Communicating Health Quality Measures

Educating patients, (a.k.a. “consumers”), to make the “best” health care choices has been a fundamental principle in some health reforms schools, including those advocating for more high-deductible health plans.  While this concept makes sense in economic theories, it also requires belief that patients can and will make good use of the information available to them – particularly when they are ill.

Another fundamental necessity for making such consumer-directed healthcare work to improve quality and lower costs is that the information provided to people is meaningful and accurate.  A study published in the November/December 2008 issue of Health Affairs illustrates the complexity of providing accurate information.

This study was based upon the very simple question, “How easy would it be for a patient in the Boston area to find the “best” hospital by using different quality rating services?”  And the results were pretty fascinating: 5 different ratings systems designed to provide the public with quality information about individual hospitals didn’t agree on which were the best hospitals overall or even for specific conditions – even when the measure was death from a specific condition.  For example, the article notes, “Neither the observed mortality rates nor the observed/predicted rates were consistent across [rating systems for Acute Myocardial Infarction].  The hospital ranked first by HealthGrades had the second highest observed mortality; it ranked seventh according to Mass QC [a state government run information system].  Conversely, Health Grades’ seventh-ranked hospital (the only hospital ranked statistically worse than average) was ranked first by Mass QC.  This same hospital was ranked fifth in the nation by U.S. News and World Report for cardiology.”

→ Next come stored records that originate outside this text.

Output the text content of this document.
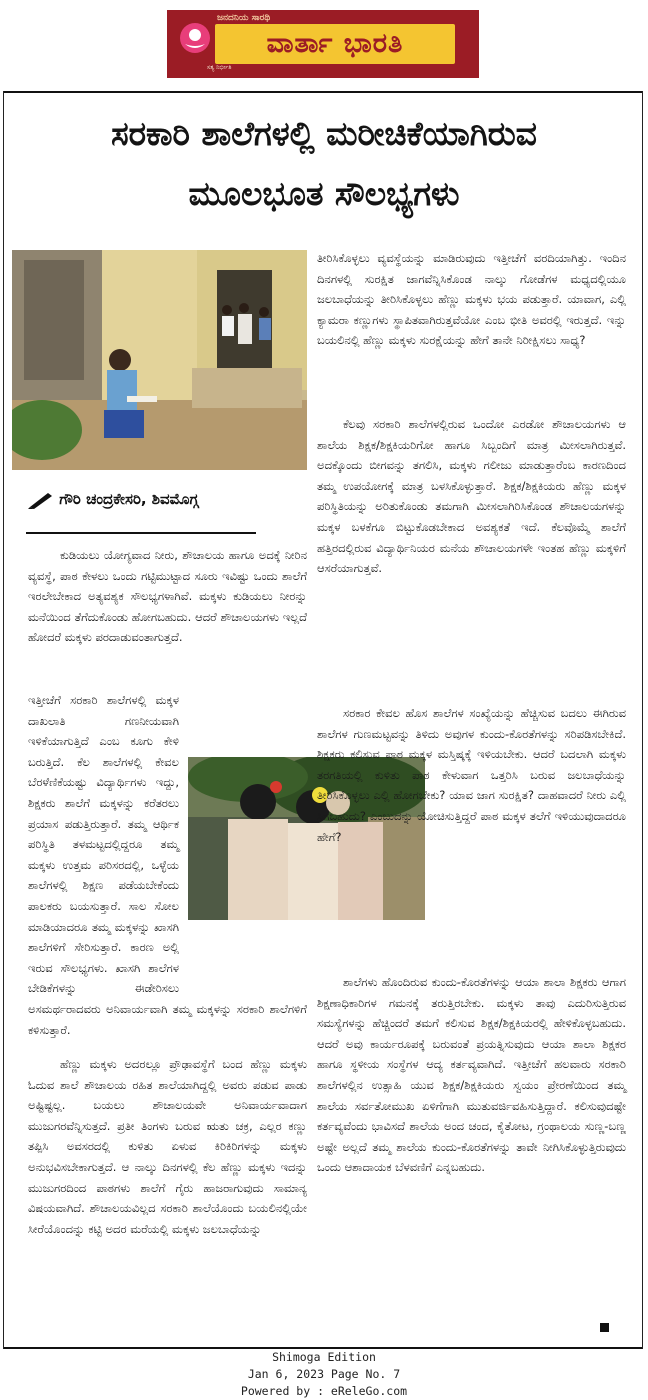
ಜನದನಿಯ ಸಾರಥಿ
ವಾರ್ತಾ ಭಾರತಿ
ಸತ್ಯ ನಿರ್ಭೀತಿ
ಸರಕಾರಿ ಶಾಲೆಗಳಲ್ಲಿ ಮರೀಚಿಕೆಯಾಗಿರುವ
ಮೂಲಭೂತ ಸೌಲಭ್ಯಗಳು
ಗೌರಿ ಚಂದ್ರಕೇಸರಿ, ಶಿವಮೊಗ್ಗ

ಕುಡಿಯಲು ಯೋಗ್ಯವಾದ ನೀರು, ಶೌಚಾಲಯ ಹಾಗೂ ಅದಕ್ಕೆ ನೀರಿನ ವ್ಯವಸ್ಥೆ, ಪಾಠ ಕೇಳಲು ಒಂದು ಗಟ್ಟಿಮುಟ್ಟಾದ ಸೂರು ಇವಿಷ್ಟು ಒಂದು ಶಾಲೆಗೆ ಇರಲೇಬೇಕಾದ ಅತ್ಯವಶ್ಯಕ ಸೌಲಭ್ಯಗಳಾಗಿವೆ. ಮಕ್ಕಳು ಕುಡಿಯಲು ನೀರನ್ನು ಮನೆಯಿಂದ ತೆಗೆದುಕೊಂಡು ಹೋಗಬಹುದು. ಆದರೆ ಶೌಚಾಲಯಗಳು ಇಲ್ಲದೆ ಹೋದರೆ ಮಕ್ಕಳು ಪರದಾಡುವಂತಾಗುತ್ತದೆ.

ಇತ್ತೀಚೆಗೆ ಸರಕಾರಿ ಶಾಲೆಗಳಲ್ಲಿ ಮಕ್ಕಳ ದಾಖಲಾತಿ ಗಣನೀಯವಾಗಿ ಇಳಿಕೆಯಾಗುತ್ತಿದೆ ಎಂಬ ಕೂಗು ಕೇಳಿ ಬರುತ್ತಿದೆ. ಕೆಲ ಶಾಲೆಗಳಲ್ಲಿ ಕೇವಲ ಬೆರಳೆಣಿಕೆಯಷ್ಟು ವಿದ್ಯಾರ್ಥಿಗಳು ಇದ್ದು, ಶಿಕ್ಷಕರು ಶಾಲೆಗೆ ಮಕ್ಕಳನ್ನು ಕರೆತರಲು ಪ್ರಯಾಸ ಪಡುತ್ತಿರುತ್ತಾರೆ. ತಮ್ಮ ಆರ್ಥಿಕ ಪರಿಸ್ಥಿತಿ ತಳಮಟ್ಟದಲ್ಲಿದ್ದರೂ ತಮ್ಮ ಮಕ್ಕಳು ಉತ್ತಮ ಪರಿಸರದಲ್ಲಿ, ಒಳ್ಳೆಯ ಶಾಲೆಗಳಲ್ಲಿ ಶಿಕ್ಷಣ ಪಡೆಯಬೇಕೆಂದು ಪಾಲಕರು ಬಯಸುತ್ತಾರೆ. ಸಾಲ ಸೋಲ ಮಾಡಿಯಾದರೂ ತಮ್ಮ ಮಕ್ಕಳನ್ನು ಖಾಸಗಿ ಶಾಲೆಗಳಿಗೆ ಸೇರಿಸುತ್ತಾರೆ. ಕಾರಣ ಅಲ್ಲಿ ಇರುವ ಸೌಲಭ್ಯಗಳು. ಖಾಸಗಿ ಶಾಲೆಗಳ ಬೇಡಿಕೆಗಳನ್ನು ಈಡೇರಿಸಲು ಅಸಮರ್ಥರಾದವರು ಅನಿವಾರ್ಯವಾಗಿ ತಮ್ಮ ಮಕ್ಕಳನ್ನು ಸರಕಾರಿ ಶಾಲೆಗಳಿಗೆ ಕಳಿಸುತ್ತಾರೆ.

ಹೆಣ್ಣು ಮಕ್ಕಳು ಅದರಲ್ಲೂ ಪ್ರೌಢಾವಸ್ಥೆಗೆ ಬಂದ ಹೆಣ್ಣು ಮಕ್ಕಳು ಓದುವ ಶಾಲೆ ಶೌಚಾಲಯ ರಹಿತ ಶಾಲೆಯಾಗಿದ್ದಲ್ಲಿ ಅವರು ಪಡುವ ಪಾಡು ಅಷ್ಟಿಷ್ಟಲ್ಲ. ಬಯಲು ಶೌಚಾಲಯವೇ ಅನಿವಾರ್ಯವಾದಾಗ ಮುಜುಗರವೆನ್ನಿಸುತ್ತದೆ. ಪ್ರತೀ ತಿಂಗಳು ಬರುವ ಋತು ಚಕ್ರ, ಎಲ್ಲರ ಕಣ್ಣು ತಪ್ಪಿಸಿ ಅವಸರದಲ್ಲಿ ಕುಳಿತು ಏಳುವ ಕಿರಿಕಿರಿಗಳನ್ನು ಮಕ್ಕಳು ಅನುಭವಿಸಬೇಕಾಗುತ್ತದೆ. ಆ ನಾಲ್ಕು ದಿನಗಳಲ್ಲಿ ಕೆಲ ಹೆಣ್ಣು ಮಕ್ಕಳು ಇದನ್ನು ಮುಜುಗರದಿಂದ ಪಾಠಗಳು ಶಾಲೆಗೆ ಗೈರು ಹಾಜರಾಗುವುದು ಸಾಮಾನ್ಯ ವಿಷಯವಾಗಿದೆ. ಶೌಚಾಲಯವಿಲ್ಲದ ಸರಕಾರಿ ಶಾಲೆಯೊಂದು ಬಯಲಿನಲ್ಲಿಯೇ ಸೀರೆಯೊಂದನ್ನು ಕಟ್ಟಿ ಅದರ ಮರೆಯಲ್ಲಿ ಮಕ್ಕಳು ಜಲಬಾಧೆಯನ್ನು

ತೀರಿಸಿಕೊಳ್ಳಲು ವ್ಯವಸ್ಥೆಯನ್ನು ಮಾಡಿರುವುದು ಇತ್ತೀಚೆಗೆ ವರದಿಯಾಗಿತ್ತು. ಇಂದಿನ ದಿನಗಳಲ್ಲಿ ಸುರಕ್ಷಿತ ಜಾಗವೆನ್ನಿಸಿಕೊಂಡ ನಾಲ್ಕು ಗೋಡೆಗಳ ಮಧ್ಯದಲ್ಲಿಯೂ ಜಲಬಾಧೆಯನ್ನು ತೀರಿಸಿಕೊಳ್ಳಲು ಹೆಣ್ಣು ಮಕ್ಕಳು ಭಯ ಪಡುತ್ತಾರೆ. ಯಾವಾಗ, ಎಲ್ಲಿ ಕ್ಯಾಮರಾ ಕಣ್ಣುಗಳು ಸ್ಥಾಪಿತವಾಗಿರುತ್ತವೆಯೋ ಎಂಬ ಭೀತಿ ಅವರಲ್ಲಿ ಇರುತ್ತದೆ. ಇನ್ನು ಬಯಲಿನಲ್ಲಿ ಹೆಣ್ಣು ಮಕ್ಕಳು ಸುರಕ್ಷೆಯನ್ನು ಹೇಗೆ ತಾನೇ ನಿರೀಕ್ಷಿಸಲು ಸಾಧ್ಯ?

ಕೆಲವು ಸರಕಾರಿ ಶಾಲೆಗಳಲ್ಲಿರುವ ಒಂದೋ ಎರಡೋ ಶೌಚಾಲಯಗಳು ಆ ಶಾಲೆಯ ಶಿಕ್ಷಕ/ಶಿಕ್ಷಕಿಯರಿಗೋ ಹಾಗೂ ಸಿಬ್ಬಂದಿಗೆ ಮಾತ್ರ ಮೀಸಲಾಗಿರುತ್ತವೆ. ಅದಕ್ಕೊಂದು ಬೀಗವನ್ನು ತಗಲಿಸಿ, ಮಕ್ಕಳು ಗಲೀಜು ಮಾಡುತ್ತಾರೆಂಬ ಕಾರಣದಿಂದ ತಮ್ಮ ಉಪಯೋಗಕ್ಕೆ ಮಾತ್ರ ಬಳಸಿಕೊಳ್ಳುತ್ತಾರೆ. ಶಿಕ್ಷಕ/ಶಿಕ್ಷಕಿಯರು ಹೆಣ್ಣು ಮಕ್ಕಳ ಪರಿಸ್ಥಿತಿಯನ್ನು ಅರಿತುಕೊಂಡು ತಮಗಾಗಿ ಮೀಸಲಾಗಿರಿಸಿಕೊಂಡ ಶೌಚಾಲಯಗಳನ್ನು ಮಕ್ಕಳ ಬಳಕೆಗೂ ಬಿಟ್ಟುಕೊಡಬೇಕಾದ ಅವಶ್ಯಕತೆ ಇದೆ. ಕೆಲವೊಮ್ಮೆ ಶಾಲೆಗೆ ಹತ್ತಿರದಲ್ಲಿರುವ ವಿದ್ಯಾರ್ಥಿನಿಯರ ಮನೆಯ ಶೌಚಾಲಯಗಳೇ ಇಂತಹ ಹೆಣ್ಣು ಮಕ್ಕಳಿಗೆ ಆಸರೆಯಾಗುತ್ತವೆ.

ಸರಕಾರ ಕೇವಲ ಹೊಸ ಶಾಲೆಗಳ ಸಂಖ್ಯೆಯನ್ನು ಹೆಚ್ಚಿಸುವ ಬದಲು ಈಗಿರುವ ಶಾಲೆಗಳ ಗುಣಮಟ್ಟವನ್ನು ತಿಳಿದು ಅವುಗಳ ಕುಂದು-ಕೊರತೆಗಳನ್ನು ಸರಿಪಡಿಸಬೇಕಿದೆ. ಶಿಕ್ಷಕರು ಕಲಿಸುವ ಪಾಠ ಮಕ್ಕಳ ಮಸ್ತಿಷ್ಕಕ್ಕೆ ಇಳಿಯಬೇಕು. ಆದರೆ ಬದಲಾಗಿ ಮಕ್ಕಳು ತರಗತಿಯಲ್ಲಿ ಕುಳಿತು ಪಾಠ ಕೇಳುವಾಗ ಒತ್ತರಿಸಿ ಬರುವ ಜಲಬಾಧೆಯನ್ನು ತೀರಿಸಿಕೊಳ್ಳಲು ಎಲ್ಲಿ ಹೋಗಬೇಕು? ಯಾವ ಜಾಗ ಸುರಕ್ಷಿತ? ದಾಹವಾದರೆ ನೀರು ಎಲ್ಲಿ ಸಿಗಬಹುದು? ಎಂಬುದನ್ನು ಯೋಚಿಸುತ್ತಿದ್ದರೆ ಪಾಠ ಮಕ್ಕಳ ತಲೆಗೆ ಇಳಿಯುವುದಾದರೂ ಹೇಗೆ?

ಶಾಲೆಗಳು ಹೊಂದಿರುವ ಕುಂದು-ಕೊರತೆಗಳನ್ನು ಆಯಾ ಶಾಲಾ ಶಿಕ್ಷಕರು ಆಗಾಗ ಶಿಕ್ಷಣಾಧಿಕಾರಿಗಳ ಗಮನಕ್ಕೆ ತರುತ್ತಿರಬೇಕು. ಮಕ್ಕಳು ತಾವು ಎದುರಿಸುತ್ತಿರುವ ಸಮಸ್ಯೆಗಳನ್ನು ಹೆಚ್ಚಿಂದರೆ ತಮಗೆ ಕಲಿಸುವ ಶಿಕ್ಷಕ/ಶಿಕ್ಷಕಿಯರಲ್ಲಿ ಹೇಳಿಕೊಳ್ಳಬಹುದು. ಆದರೆ ಅವು ಕಾರ್ಯರೂಪಕ್ಕೆ ಬರುವಂತೆ ಪ್ರಯತ್ನಿಸುವುದು ಆಯಾ ಶಾಲಾ ಶಿಕ್ಷಕರ ಹಾಗೂ ಸ್ಥಳೀಯ ಸಂಸ್ಥೆಗಳ ಆದ್ಯ ಕರ್ತವ್ಯವಾಗಿದೆ. ಇತ್ತೀಚೆಗೆ ಹಲವಾರು ಸರಕಾರಿ ಶಾಲೆಗಳಲ್ಲಿನ ಉತ್ಸಾಹಿ ಯುವ ಶಿಕ್ಷಕ/ಶಿಕ್ಷಕಿಯರು ಸ್ವಯಂ ಪ್ರೇರಣೆಯಿಂದ ತಮ್ಮ ಶಾಲೆಯ ಸರ್ವತೋಮುಖ ಏಳಿಗೆಗಾಗಿ ಮುತುವರ್ಜಿವಹಿಸುತ್ತಿದ್ದಾರೆ. ಕಲಿಸುವುದಷ್ಟೇ ಕರ್ತವ್ಯವೆಂದು ಭಾವಿಸದೆ ಶಾಲೆಯ ಅಂದ ಚಂದ, ಕೈತೋಟ, ಗ್ರಂಥಾಲಯ ಸುಣ್ಣ-ಬಣ್ಣ ಅಷ್ಟೇ ಅಲ್ಲದೆ ತಮ್ಮ ಶಾಲೆಯ ಕುಂದು-ಕೊರತೆಗಳನ್ನು ತಾವೇ ನೀಗಿಸಿಕೊಳ್ಳುತ್ತಿರುವುದು ಒಂದು ಆಶಾದಾಯಕ ಬೆಳವಣಿಗೆ ಎನ್ನಬಹುದು.

Shimoga Edition
Jan 6, 2023 Page No. 7
Powered by : eReleGo.com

Similarly the rating systems didn’t agree on the quality of care for heart bypass surgery:

Comparing Quality of Hospitals

Conclusions:
The study’s authors don’t just throw their hands up and profess rating systems to be complete failures.  Rather they note that transparent quality information reporting can stimulate quality improvement activities within individual institutions, and they also make three recommendations:

  1. Hospitals should embrace quality reporting and make sure that the data collected and the design of the analyses truly reflect the quality of care
  2. Patient experiences must be a meaningful part of quality of care assessments
  3. Quality rating systems must improve how they account for differences in the severity of illness of patients, (i.e. risk adjustment of the data), and for random variations

They conclude that more standardization of data collection methods, analysis and reporting may help improve the value of quality information and comparisons.  These would be positive steps towards providing individual patients with better information they could use to compare their local hospitals rather than just to rate individual hospitals against national or regional averages.